It’s now possible to import .graphql files directly in Meteor!
Installation
meteor add swydo:graphql
Usage
Create a .graphql file, like getPerson.graphql:
query getPerson {
person(id="1"): {
name
age
}
}
Now simply import it in your javascript:
import query from './getPerson.graphql';
// See https://github.com/apollographql/apollo-client for setup
const client = new ApolloClient();
// The query is parsed and can be directly passed to the Apollo Client
client.query({ query }).then(console.log);
You can also import your main schema and pass it directly to makeExecutableSchema:
import { makeExecutableSchema } from 'graphql-tools';
import typeDefs from './schema.graphql'; // No need to parse it!
import resolvers from './resolvers';
const schema = makeExecutableSchema({
typeDefs,
resolvers,
});
.graphql, .graphqls and .gql files are supported.
Benefits
There are some good reasons to use .graphql files instead of the inline syntax:
Good highlighting by GitHub and your IDE
No need to manually parse strings with graphql-tag
Thanks for the info @vraptor. I haven’t tried it myself, but can you confirm if it returns just the string or an AST? If it’s just a string it will work with makeExecutableSchema, but maybe give some issues for normal queries. Not sure when you would use imports for queries though…
At the moment the server will error if you add an empty .graphql file. Most people will start with an empty file though so I think it should simple export nothing in that case instead of showing a parsing error.
What do you all think?
Edit: done! 0.0.3 will not stop your server when you add a new empty .graphql file!
Hi all, just an update on the current state of the package:
Field Descriptors
We added support for field descriptors, so this now works:
# This is just a normal comment
# This is a description of the type Person
# So you can see this in GraphiQL
type Person {
# This is a description of name
name: String
# And this says something about email
email: String
}
Error handling
The package now also handles parsing failures better in you .graphql files and reports them nicely, showing you the exact file, line number and column in your console.
As always, any feedback and bug reports are welcome.
I’ll need some more information, because import BaseSchemas from './BaseSchema.graphl should Just Work™
You don’t have to for types, although separating some of them is sometimes better to keep things organized. I do work with separate files for each query and mutation. You might end up with quite a few of them, but I don’t see the issue in that. I can add a query in a specific module, package or directory, close to where it is used. I wouldn’t want one big file with everything in it, just like I don’t want one file with all code in it.
Could you file an issue in the repo with details about package versions so I can reproduce? Or make a reproduction yourself that I can fork.
In general I would recommend reporting the issue in the repo itself
Edit: @a.com I just noticed you added export const BaseSchemas = [ ... ] around your schema, but you don’t have to do that in a .graphql file. This will for certain create errors.
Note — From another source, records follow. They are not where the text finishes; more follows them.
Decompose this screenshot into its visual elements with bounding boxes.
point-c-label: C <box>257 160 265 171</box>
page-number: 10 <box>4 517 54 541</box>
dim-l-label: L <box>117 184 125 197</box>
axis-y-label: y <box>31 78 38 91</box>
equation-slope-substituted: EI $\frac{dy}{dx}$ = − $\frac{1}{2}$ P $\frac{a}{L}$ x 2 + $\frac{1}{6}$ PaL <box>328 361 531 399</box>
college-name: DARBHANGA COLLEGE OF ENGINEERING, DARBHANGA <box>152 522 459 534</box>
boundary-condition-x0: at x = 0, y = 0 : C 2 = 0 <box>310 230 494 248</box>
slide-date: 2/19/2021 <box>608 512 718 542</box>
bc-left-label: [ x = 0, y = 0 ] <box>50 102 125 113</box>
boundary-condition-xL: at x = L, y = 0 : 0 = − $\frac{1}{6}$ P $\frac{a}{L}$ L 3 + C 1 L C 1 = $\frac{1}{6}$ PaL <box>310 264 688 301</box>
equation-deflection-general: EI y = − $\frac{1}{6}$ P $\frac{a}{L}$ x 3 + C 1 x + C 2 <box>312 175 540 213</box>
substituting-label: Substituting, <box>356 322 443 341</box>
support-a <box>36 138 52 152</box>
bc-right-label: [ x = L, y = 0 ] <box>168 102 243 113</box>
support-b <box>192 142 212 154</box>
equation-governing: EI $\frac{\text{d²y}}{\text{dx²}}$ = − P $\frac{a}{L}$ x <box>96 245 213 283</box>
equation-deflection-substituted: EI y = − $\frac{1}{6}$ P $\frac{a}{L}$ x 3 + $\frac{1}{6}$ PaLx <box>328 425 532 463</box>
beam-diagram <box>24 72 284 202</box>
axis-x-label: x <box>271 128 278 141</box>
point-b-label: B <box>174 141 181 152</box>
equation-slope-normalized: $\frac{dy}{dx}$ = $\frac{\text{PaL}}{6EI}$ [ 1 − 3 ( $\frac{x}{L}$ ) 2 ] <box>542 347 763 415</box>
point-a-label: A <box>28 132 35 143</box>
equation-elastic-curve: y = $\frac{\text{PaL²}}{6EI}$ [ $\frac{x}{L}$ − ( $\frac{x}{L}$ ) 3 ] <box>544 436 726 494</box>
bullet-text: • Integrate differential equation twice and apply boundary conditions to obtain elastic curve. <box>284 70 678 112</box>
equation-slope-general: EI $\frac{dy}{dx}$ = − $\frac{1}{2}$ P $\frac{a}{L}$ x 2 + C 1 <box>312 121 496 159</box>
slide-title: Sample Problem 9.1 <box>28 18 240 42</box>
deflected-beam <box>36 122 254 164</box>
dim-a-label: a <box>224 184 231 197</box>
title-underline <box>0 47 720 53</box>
A .graphql file doesn’t need an export statement.
Also, did you know you can use import statements in a schema file?
#import "./personSchema.graphql"
type Query {
# It will recognize the Person type from the personSchema.graphql file
person(id): Person
}
import { foo, bar } from './queries.graphql';
const client = new ApolloClient();
client.query({ query: foo }).then(console.log);
String descriptors
It now also supports string descriptors, the official new way to add descriptions to your types. This means the example above will now look like this:
# This is just a normal comment
"""
This is a description of the Person type
So you can see this in GraphiQL
"""
type Person {
"This is a description of name"
name: String
"And this says something about email"
email: String
}
And a side note: the previous descriptors didn’t show up in GraphiQL. Sorry about that. These officially supported descriptors will actually show up. Enjoy!